Is It Normal for Companies to Post Wide or Vague Salary Ranges to Meet Legal Requirements?
A job posting lists a salary range so wide it barely narrows anything down, spanning tens of thousands of dollars for the same title. It technically satisfies a pay transparency requirement, but it doesn’t feel like it’s actually telling you much of anything useful before you apply.
At a glance
Yes, this is a common and generally lawful practice in places where salary range disclosure is required. Pay transparency laws typically require that a good-faith range be posted, but they don’t usually mandate how narrow that range has to be, which leaves room for employers to post a wide span while remaining technically compliant. The range satisfies the letter of the requirement without necessarily giving applicants a precise sense of what a specific offer will look like.
Why the requirement exists in the first place
Salary disclosure laws, which now exist in a number of states and cities, generally aim to give job seekers more information upfront and to reduce pay disparities that can widen when compensation is negotiated privately and inconsistently. The underlying goal is transparency, but the legal text usually focuses on whether a range was disclosed at all, not on how tightly that range reflects the actual expected offer for a given candidate. Employment rules tend to vary this way by state generally, much like how quickly a final paycheck has to be issued depends on where the job is located.
Why employers post wide ranges anyway
- Flexibility across experience levels. A single posting sometimes covers a range of candidate experience, so the range reflects a genuine span of possible outcomes rather than vagueness for its own sake.
- Uncertainty before interviewing. Some employers haven’t finalized a specific budget for the role until later in the process, so a wide range hedges against committing early.
- Negotiating room. A broad range preserves flexibility in later compensation discussions, which can work in the employer’s favor as much as the candidate’s, not unlike how some employers lean on other pay-adjacent tools instead of raising base salary.
- Multi-market postings. A range covering several office locations or regions with different costs of living may look wide because it’s covering more ground than a single-market listing would.
What a wide range does and doesn’t tell you
A wide posted range confirms a rough ceiling and floor but doesn’t reveal where a specific offer is likely to land for a specific candidate. Factors like experience, internal budget for the role, and how negotiation typically plays out all influence where within that range an actual offer falls.
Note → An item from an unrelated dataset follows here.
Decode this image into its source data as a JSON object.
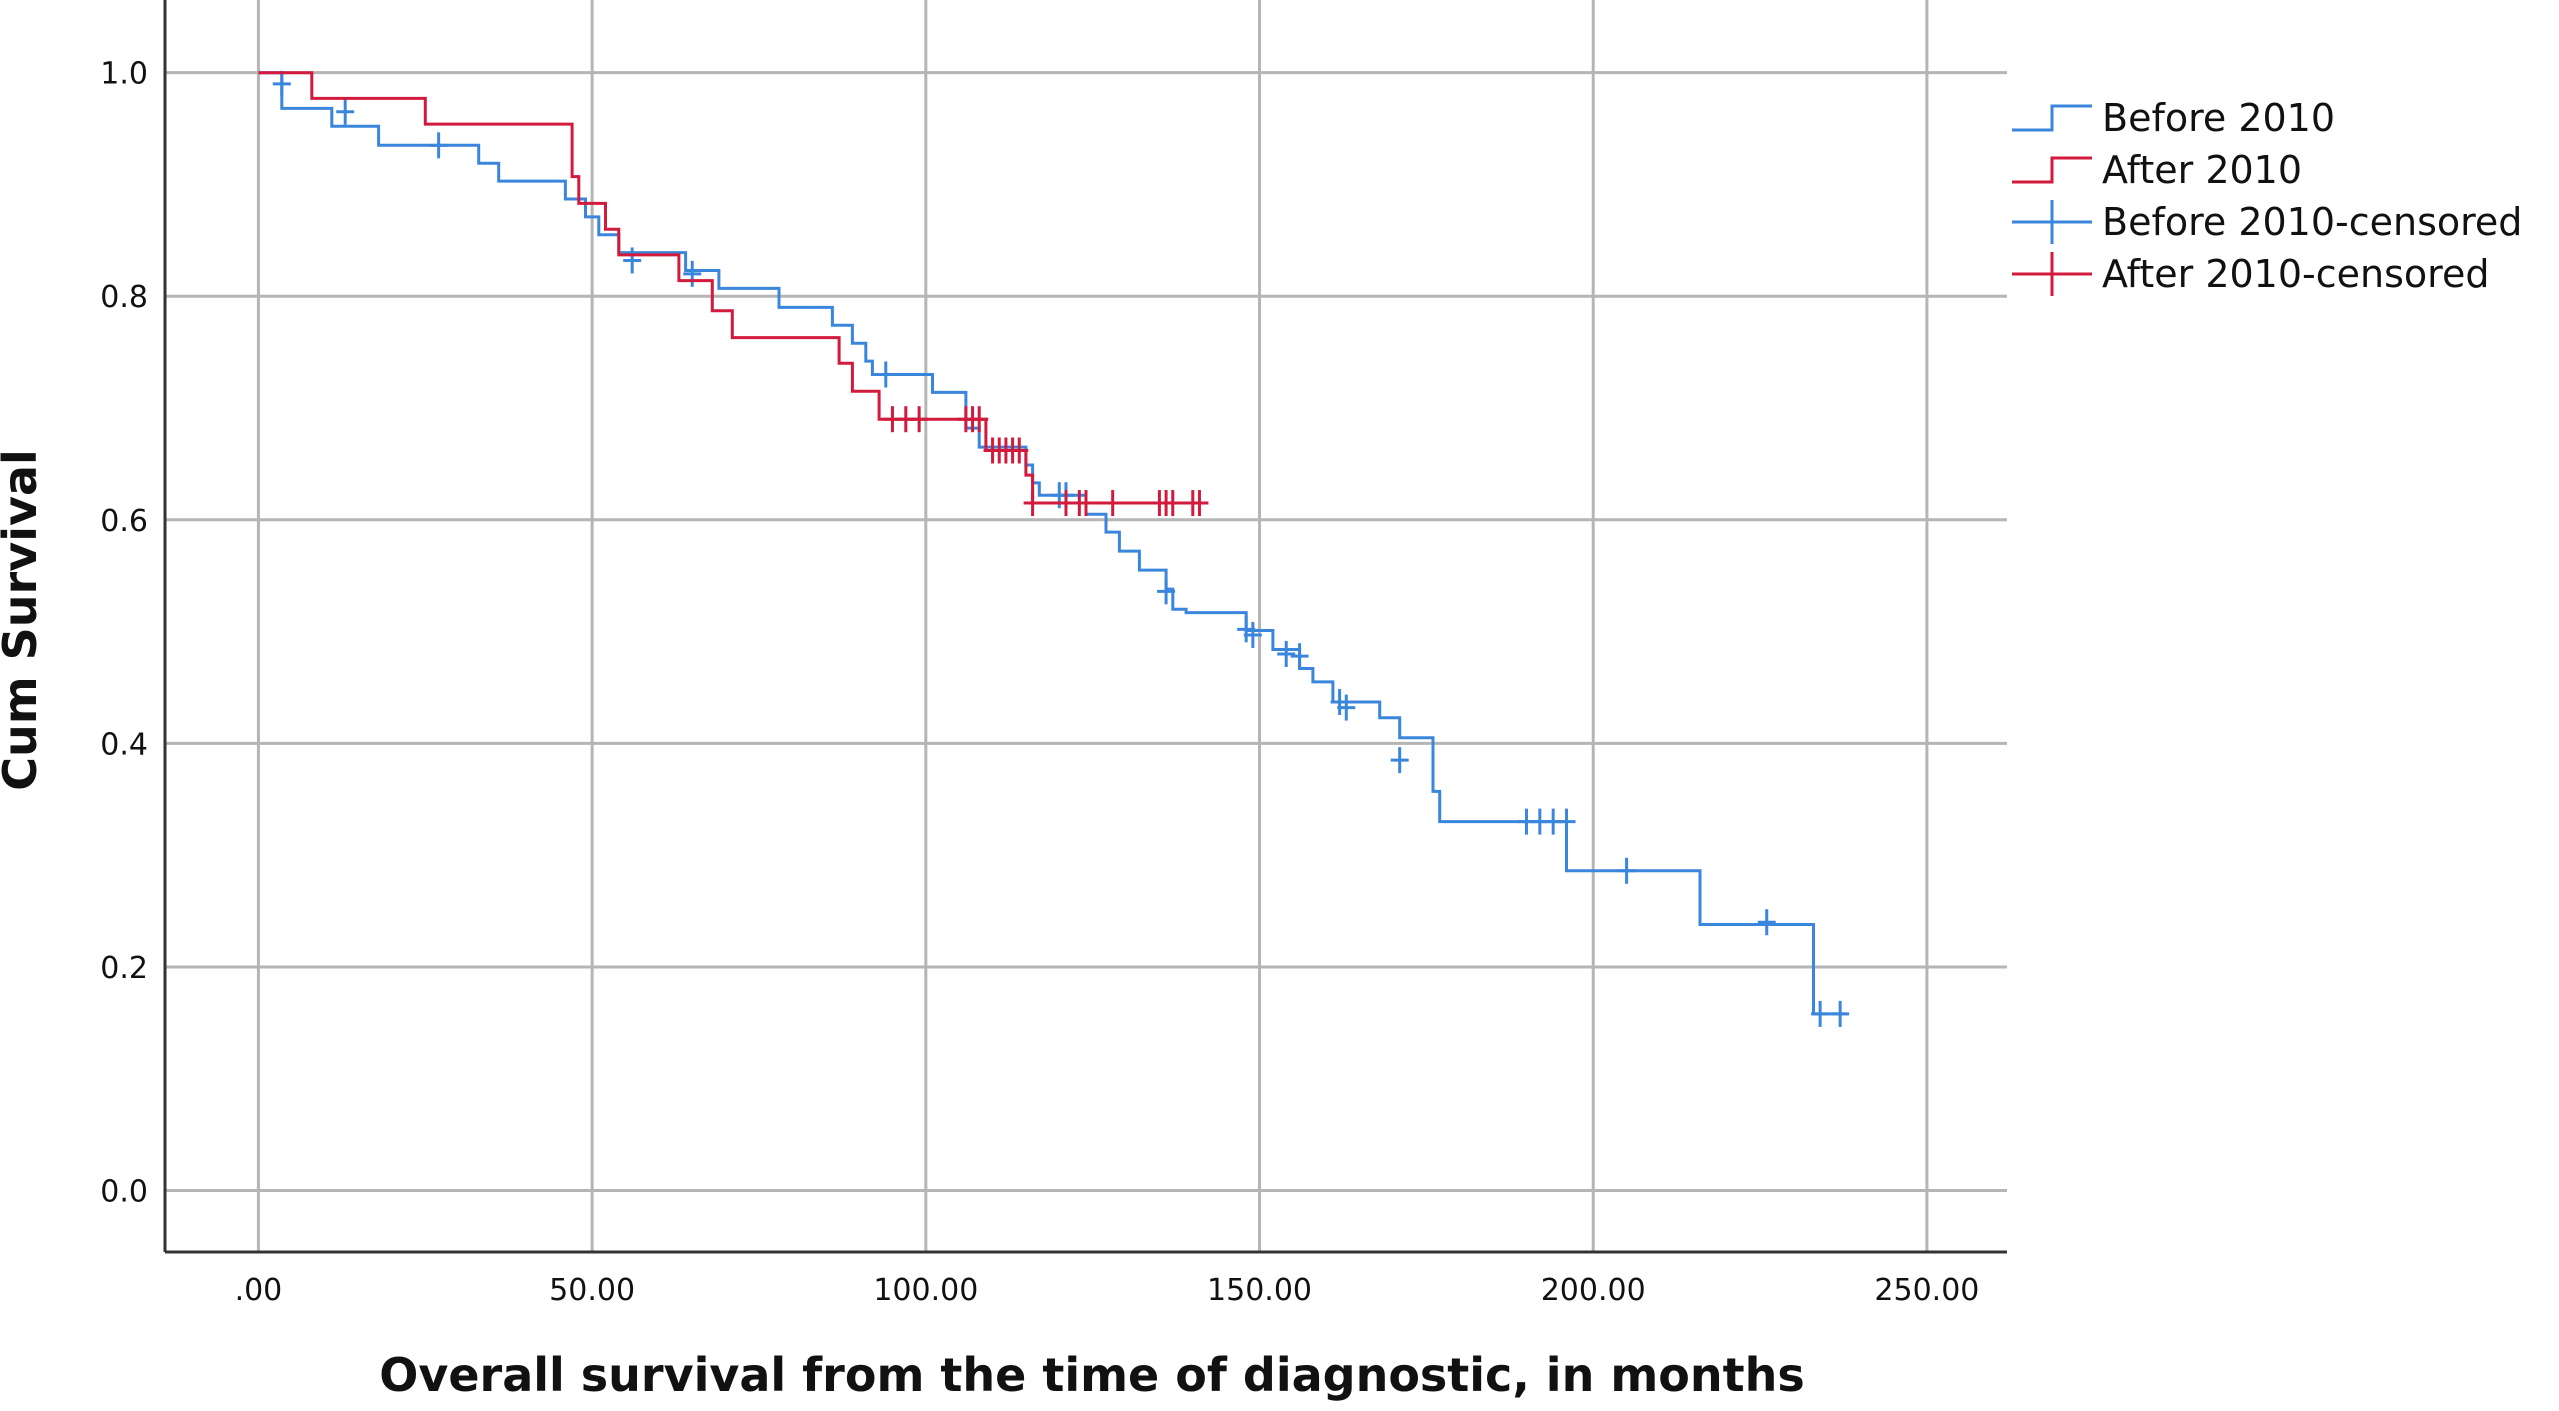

Treating the top of a wide range as a realistic expectation, without more information, can lead to a mismatched sense of what’s actually on the table.
How people generally approach a wide range
- Ask directly during the process. It’s common and generally accepted to ask a recruiter early on where a role typically lands within a posted range, given the specific requirements.
- Research comparable roles. Cross-referencing a posting against public pay data for similar titles and locations can help narrow the likely realistic band.
- Treat the range as a starting point, not a quote. A wide range functions more like a boundary than a firm number, useful for filtering out roles that are clearly out of range rather than for predicting an exact offer.
The takeaway
A wide or vague-feeling salary range usually reflects the limits of what disclosure laws currently require, not necessarily an attempt to mislead. It’s worth treating the number as one data point among several, alongside direct questions asked during the hiring process and outside research into comparable roles, rather than as a precise preview of a final offer. Understanding why the range is wide in the first place makes it easier to use the information for what it’s actually good for.